In stop-loss insurance, the distinction between “paid-year” and “incurred-year” basis is crucial for determining when claims are covered. “Paid-year” basis covers claims paid within the policy year, regardless of when the underlying medical event occurred. This means that even if a claim is for an event that occurred during a previous year, it will be covered as long as the payment is made during the current policy year. On the other hand, “incurred-year” basis covers claims for medical events during the policy year, even if the actual payment is made after the policy year ends. The choice between these methods impacts how risks are managed and can affect premiums and coverage periods.

Insureds expecting high claims to be paid for medical treatments incurred in the prior year will likely request coverage on a “paid-year basis.” They are also more likely to be in the market for new stop-loss plans since they are aware of high-cost payments due in the upcoming year.

Lasering

Lasering (the practice of excluding individual members or certain treatments from coverage) is popular in part due to gene and cell therapy – but presents regulatory challenges. A dozen states prohibit lasering. An additional three states only allow lasering if the underlying medical plan allows lasering.

In Perr&Knight’s recent countrywide filing on behalf of our client, five additional states had objections, requiring the insurer to limit the use of lasering or give detailed explanations for examples of where lasering might be applied.

State-Specific Restrictions

Navigating the regulatory landscape for stop-loss products is a challenge, due to variations in requirements between states. Here are the most common state-specific issues for companies submitting countrywide filings:

  • Small employer group regulatory requirements
  • Run-in/run-out period requirements
  • Underwriting guidelines
  • Attachment point restrictions
  • Lasering restrictions
  • Group size restrictions
  • Loss ratio restrictions

DOI Review Times

Certain states take much longer to review form and rate submissions, and are more likely to raise objections and require additional transmittals. It’s important to budget time appropriately with this in mind.

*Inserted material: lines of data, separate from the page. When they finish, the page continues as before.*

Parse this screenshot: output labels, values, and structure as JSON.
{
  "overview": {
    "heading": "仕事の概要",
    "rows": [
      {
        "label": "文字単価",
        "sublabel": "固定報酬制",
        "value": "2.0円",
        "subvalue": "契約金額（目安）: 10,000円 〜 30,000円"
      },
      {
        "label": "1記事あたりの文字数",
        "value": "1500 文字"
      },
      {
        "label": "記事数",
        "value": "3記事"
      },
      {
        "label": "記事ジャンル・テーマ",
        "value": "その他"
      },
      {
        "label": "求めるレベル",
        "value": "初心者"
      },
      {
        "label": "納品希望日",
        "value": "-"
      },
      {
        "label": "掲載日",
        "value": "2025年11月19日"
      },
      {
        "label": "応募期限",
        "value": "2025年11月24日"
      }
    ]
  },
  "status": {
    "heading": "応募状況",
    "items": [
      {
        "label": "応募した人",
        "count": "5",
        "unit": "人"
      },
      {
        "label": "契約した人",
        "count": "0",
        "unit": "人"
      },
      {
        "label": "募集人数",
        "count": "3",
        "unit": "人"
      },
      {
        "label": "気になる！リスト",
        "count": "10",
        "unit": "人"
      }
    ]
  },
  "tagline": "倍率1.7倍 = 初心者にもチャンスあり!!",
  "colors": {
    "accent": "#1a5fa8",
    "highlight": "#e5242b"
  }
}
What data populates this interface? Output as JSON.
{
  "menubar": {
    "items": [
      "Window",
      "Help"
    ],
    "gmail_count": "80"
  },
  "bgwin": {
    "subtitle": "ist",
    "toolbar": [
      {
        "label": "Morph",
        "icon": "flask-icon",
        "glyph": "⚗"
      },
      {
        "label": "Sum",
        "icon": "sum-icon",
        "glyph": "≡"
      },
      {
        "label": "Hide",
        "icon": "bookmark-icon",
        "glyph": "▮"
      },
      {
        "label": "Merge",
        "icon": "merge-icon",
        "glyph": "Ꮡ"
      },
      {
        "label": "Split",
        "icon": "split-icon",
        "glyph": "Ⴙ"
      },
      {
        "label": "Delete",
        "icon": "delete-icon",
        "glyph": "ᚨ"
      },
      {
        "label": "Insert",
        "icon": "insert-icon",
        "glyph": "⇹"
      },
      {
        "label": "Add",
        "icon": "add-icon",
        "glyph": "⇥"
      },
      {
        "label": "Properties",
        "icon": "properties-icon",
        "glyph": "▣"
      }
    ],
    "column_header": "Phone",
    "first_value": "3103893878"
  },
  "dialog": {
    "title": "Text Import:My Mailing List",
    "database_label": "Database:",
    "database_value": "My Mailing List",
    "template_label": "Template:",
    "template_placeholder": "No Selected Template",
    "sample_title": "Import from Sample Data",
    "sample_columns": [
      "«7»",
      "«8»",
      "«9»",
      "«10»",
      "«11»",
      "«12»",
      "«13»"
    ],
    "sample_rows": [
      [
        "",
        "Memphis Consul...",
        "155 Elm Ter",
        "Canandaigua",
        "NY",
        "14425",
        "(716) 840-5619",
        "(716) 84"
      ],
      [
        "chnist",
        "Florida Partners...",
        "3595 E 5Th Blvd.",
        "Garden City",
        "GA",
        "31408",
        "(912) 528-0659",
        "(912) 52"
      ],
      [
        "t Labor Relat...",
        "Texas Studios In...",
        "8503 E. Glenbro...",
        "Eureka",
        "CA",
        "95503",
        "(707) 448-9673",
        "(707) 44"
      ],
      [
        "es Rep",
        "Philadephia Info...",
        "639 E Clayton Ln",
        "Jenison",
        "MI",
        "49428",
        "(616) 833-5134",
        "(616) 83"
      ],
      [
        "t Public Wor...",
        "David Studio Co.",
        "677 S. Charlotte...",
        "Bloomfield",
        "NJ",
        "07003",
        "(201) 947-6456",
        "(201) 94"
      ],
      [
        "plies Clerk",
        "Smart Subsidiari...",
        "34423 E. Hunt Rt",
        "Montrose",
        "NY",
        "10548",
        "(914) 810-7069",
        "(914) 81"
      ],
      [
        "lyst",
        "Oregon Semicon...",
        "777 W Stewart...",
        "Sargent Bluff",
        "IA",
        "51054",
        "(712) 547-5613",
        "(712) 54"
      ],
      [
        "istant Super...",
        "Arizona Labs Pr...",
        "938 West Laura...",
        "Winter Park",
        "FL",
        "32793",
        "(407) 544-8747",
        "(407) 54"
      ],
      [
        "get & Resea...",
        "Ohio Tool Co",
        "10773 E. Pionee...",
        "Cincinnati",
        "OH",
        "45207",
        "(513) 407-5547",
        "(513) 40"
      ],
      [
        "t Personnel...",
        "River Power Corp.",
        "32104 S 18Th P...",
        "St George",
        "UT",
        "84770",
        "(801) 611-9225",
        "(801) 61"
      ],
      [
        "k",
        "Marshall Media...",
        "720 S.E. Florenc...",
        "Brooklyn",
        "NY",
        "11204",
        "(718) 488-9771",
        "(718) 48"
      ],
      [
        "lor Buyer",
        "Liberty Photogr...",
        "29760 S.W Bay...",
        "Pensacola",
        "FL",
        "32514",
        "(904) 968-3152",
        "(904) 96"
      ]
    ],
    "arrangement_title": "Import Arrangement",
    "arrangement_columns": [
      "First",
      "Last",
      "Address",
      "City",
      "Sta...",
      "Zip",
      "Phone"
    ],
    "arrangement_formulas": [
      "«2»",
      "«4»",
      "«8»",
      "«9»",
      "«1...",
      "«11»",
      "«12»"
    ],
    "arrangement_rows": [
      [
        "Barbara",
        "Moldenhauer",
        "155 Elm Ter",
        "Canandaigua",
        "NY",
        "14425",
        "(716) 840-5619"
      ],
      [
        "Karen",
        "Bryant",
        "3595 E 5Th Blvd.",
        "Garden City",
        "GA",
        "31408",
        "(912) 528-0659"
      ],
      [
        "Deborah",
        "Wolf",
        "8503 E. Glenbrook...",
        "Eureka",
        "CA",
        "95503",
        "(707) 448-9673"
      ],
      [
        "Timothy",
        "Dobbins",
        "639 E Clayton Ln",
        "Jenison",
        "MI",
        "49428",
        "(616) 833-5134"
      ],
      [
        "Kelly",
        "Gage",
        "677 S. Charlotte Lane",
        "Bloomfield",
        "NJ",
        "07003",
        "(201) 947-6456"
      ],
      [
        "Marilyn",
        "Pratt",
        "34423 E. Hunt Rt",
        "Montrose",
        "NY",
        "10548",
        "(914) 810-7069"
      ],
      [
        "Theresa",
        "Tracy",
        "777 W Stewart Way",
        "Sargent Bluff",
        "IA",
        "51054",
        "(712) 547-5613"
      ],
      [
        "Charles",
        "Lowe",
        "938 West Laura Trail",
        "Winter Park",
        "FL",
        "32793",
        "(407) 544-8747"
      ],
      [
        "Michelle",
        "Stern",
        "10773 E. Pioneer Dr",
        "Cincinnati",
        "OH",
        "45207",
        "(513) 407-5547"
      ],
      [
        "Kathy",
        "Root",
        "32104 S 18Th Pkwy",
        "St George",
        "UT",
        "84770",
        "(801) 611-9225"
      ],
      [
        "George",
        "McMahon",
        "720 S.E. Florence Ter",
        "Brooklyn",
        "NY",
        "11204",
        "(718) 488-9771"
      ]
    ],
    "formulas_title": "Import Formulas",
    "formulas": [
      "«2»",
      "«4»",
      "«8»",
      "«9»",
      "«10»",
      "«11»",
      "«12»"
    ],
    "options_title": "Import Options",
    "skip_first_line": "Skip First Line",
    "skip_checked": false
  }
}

Medical Inflation/Refiling Rates

Medical inflation and rapid technological changes make it necessary to refile rates and rules every few years. Knowing when and how to update rates and/or rules in a cost-effective manner is important. Working with a seasoned actuarial firm like Perr&Knight is advantageous – our expert state filing teams can help companies be proactive about refiling.

Suggestions for Working with Actuarial and Product Design Consulting Partners

Partnering with experienced actuaries and product design consultants can help streamline product development and filing. Here are some useful suggestions to keep in mind before and during the development phase:

  • Decide if your potential clients are large or small groups
  • Prioritize the jurisdictions in which you will be filing
  • Decide whether you are doing experience rating vs. manual vs. non-experience rating (note: all filings will incorporate pricing for both)
  • Determine whether you want to cover gene therapy, as this will affect pricing
  • Share whether or not you will use lasering. If so, your actuarial firm can provide appropriate guidance.